Let’s see if this exercise makes the point clearer. I am going to state a hope many of us have. I hope my children will live happy, meaningful, and productive lives. Sound familiar? Most of us would state that as a hope for our children. And that hope can come to fruition. Right? They be fortunate enough to live lives that are happy, meaningful, and productive. But isn’t their happiness wrapped up with the happiness of their children? I don’t think my son could be ultimately happy in life if his children lived in misery. Just as my happiness in contingent on the happiness of my children, so my children’s happiness is contingent on all the generations that follow. Get the point? For hope of this nature to exist, for it to be possible requires a hope grounded on an unknown and unforeseeable future. But more than that, this hope whether we recognize it or not, cannot be fulfilled if we cannot see beyond the immediate present. To find hope’s ultimate fulfillment it must be pinned to the transcendent hope found in Christ’s return. Only God can bring our futures to perfect fulfillment, so while I may hope for my children to live happy, meaningful, and productive lives, by extension I also am hoping the same outcome for generations yet to come. Unless my hope is pinned to God it is not a realizable hope. Our hope must be a transcendent hope.
Third, there is no greater hope than living into the hope of Christ’s return because, in the end, the forces of evil cannot prevail against it. There are, are there not, forces that would shatter hope? The world and its principalities have interests that are counter to the interests of God. Robert Frost wrote, “Something there is that does not love a wall, that wants it down,” and I would say, something there is that does not love our hope and wants to tear it down.
But in the promise of Christ’s return, we stake our hope on the One who thwarted Satan’s plan. Paul wrote in his letter to the church in Rome these words:
If God is for us, who is against us? 32He who did not withhold his own Son, but gave him up for all of us, will he not with him also give us everything else? 33Who will bring any charge against God’s elect? It is God who justifies. 34Who is to condemn? It is Christ Jesus, who died, yes, who was raised, who is at the right hand of God, who indeed intercedes for us. 35Who will separate us from the love of Christ? Will hardship, or distress, or persecution, or famine, or nakedness, or peril, or sword?….37No, in all these things we are more than conquerors through him who loved us. 38For I am convinced that neither death, nor life, nor angels, nor rulers, nor things present, nor things to come, nor powers, 39nor height, nor depth, nor anything else in all creation, will be able to separate us from the love of God in Christ Jesus our Lord.

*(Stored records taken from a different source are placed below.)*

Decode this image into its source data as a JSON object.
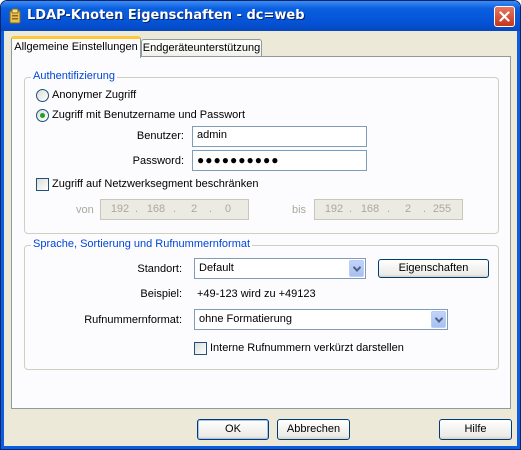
{
  "window": {
    "title": "LDAP-Knoten Eigenschaften - dc=web",
    "icons": {
      "app": "ldap-node-icon",
      "close": "close-icon"
    }
  },
  "tabs": [
    {
      "label": "Allgemeine Einstellungen",
      "active": true
    },
    {
      "label": "Endgeräteunterstützung",
      "active": false
    }
  ],
  "auth": {
    "group_title": "Authentifizierung",
    "option_anonymous": "Anonymer Zugriff",
    "option_credentials": "Zugriff mit Benutzername und Passwort",
    "selected": "credentials",
    "user_label": "Benutzer:",
    "user_value": "admin",
    "password_label": "Password:",
    "password_value": "●●●●●●●●●●",
    "restrict_label": "Zugriff auf Netzwerksegment beschränken",
    "restrict_checked": false,
    "from_label": "von",
    "from_ip": [
      "192",
      "168",
      "2",
      "0"
    ],
    "to_label": "bis",
    "to_ip": [
      "192",
      "168",
      "2",
      "255"
    ]
  },
  "locale": {
    "group_title": "Sprache, Sortierung und Rufnummernformat",
    "location_label": "Standort:",
    "location_value": "Default",
    "properties_button": "Eigenschaften",
    "example_label": "Beispiel:",
    "example_value": "+49-123 wird zu +49123",
    "format_label": "Rufnummernformat:",
    "format_value": "ohne Formatierung",
    "short_internal_label": "Interne Rufnummern verkürzt darstellen",
    "short_internal_checked": false
  },
  "buttons": {
    "ok": "OK",
    "cancel": "Abbrechen",
    "help": "Hilfe"
  }
}
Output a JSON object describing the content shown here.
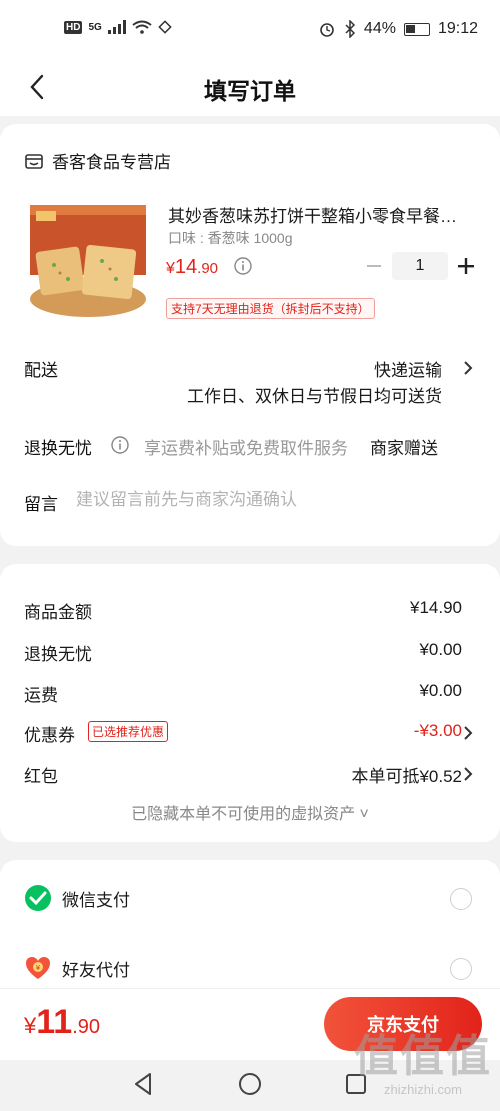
{
  "status_bar": {
    "hd": "HD",
    "signal": "5G",
    "battery_percent": "44%",
    "battery_level": 0.44,
    "time": "19:12"
  },
  "header": {
    "title": "填写订单"
  },
  "store": {
    "name": "香客食品专营店"
  },
  "product": {
    "name": "其妙香葱味苏打饼干整箱小零食早餐…",
    "spec": "口味 : 香葱味 1000g",
    "price_symbol": "¥",
    "price_int": "14",
    "price_dec": ".90",
    "quantity": "1",
    "return_policy": "支持7天无理由退货（拆封后不支持）",
    "image_icon": "cracker-box-image"
  },
  "delivery": {
    "label": "配送",
    "method": "快递运输",
    "note": "工作日、双休日与节假日均可送货"
  },
  "worry_free": {
    "label": "退换无忧",
    "desc": "享运费补贴或免费取件服务",
    "gift": "商家赠送"
  },
  "remark": {
    "label": "留言",
    "placeholder": "建议留言前先与商家沟通确认"
  },
  "summary": {
    "goods_label": "商品金额",
    "goods_value": "¥14.90",
    "worry_label": "退换无忧",
    "worry_value": "¥0.00",
    "shipping_label": "运费",
    "shipping_value": "¥0.00",
    "coupon_label": "优惠券",
    "coupon_tag": "已选推荐优惠",
    "coupon_value": "-¥3.00",
    "redpacket_label": "红包",
    "redpacket_value": "本单可抵¥0.52",
    "hidden_assets": "已隐藏本单不可使用的虚拟资产 ˅"
  },
  "payment": {
    "wechat_label": "微信支付",
    "friend_label": "好友代付"
  },
  "bottom": {
    "total_symbol": "¥",
    "total_int": "11",
    "total_dec": ".90",
    "pay_button": "京东支付"
  },
  "watermark": {
    "line1": "值值值",
    "line2": "zhizhizhi.com"
  },
  "colors": {
    "accent": "#e2231a",
    "wechat": "#07c160"
  }
}
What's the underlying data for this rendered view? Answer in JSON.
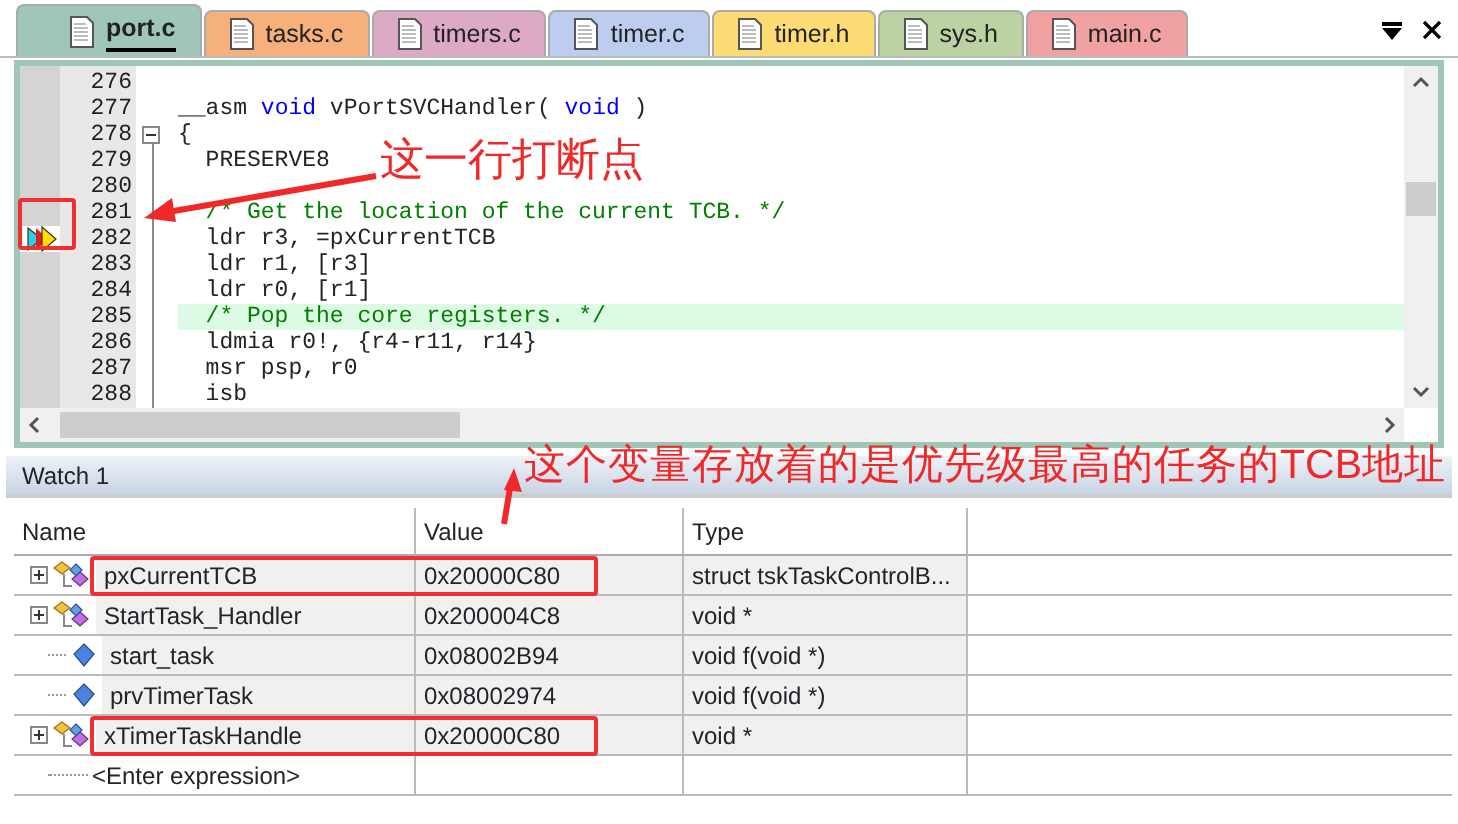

My friends, there is no greater hope, no more enduring promise than living into the hope of Christ’s return.
I started this sermon with a confession that the second coming of Christ is not the primary focus of my faith only to find that without it, I have no ultimate hope in the future. So, I end saying, “Come, Lord Jesus, Come.”
[i] Matthew 24:36-44
36“But about that day and hour no one knows, neither the angels of heaven, nor the Son, but only the Father. 37For as the days of Noah were, so will be the coming of the Son of Man. 38For as in those days before the flood they were eating and drinking, marrying and giving in marriage, until the day Noah entered the ark, 39and they knew nothing until the flood came and swept them all away, so too will be the coming of the Son of Man. 40Then two will be in the field; one will be taken and one will be left. 41Two women will be grinding meal together; one will be taken and one will be left. 42Keep awake therefore, for you do not know on what day your Lord is coming. 43But understand this: if the owner of the house had known in what part of the night the thief was coming, he would have stayed awake and would not have let his house be broken into.44Therefore you also must be ready, for the Son of Man is coming at an unexpected hour.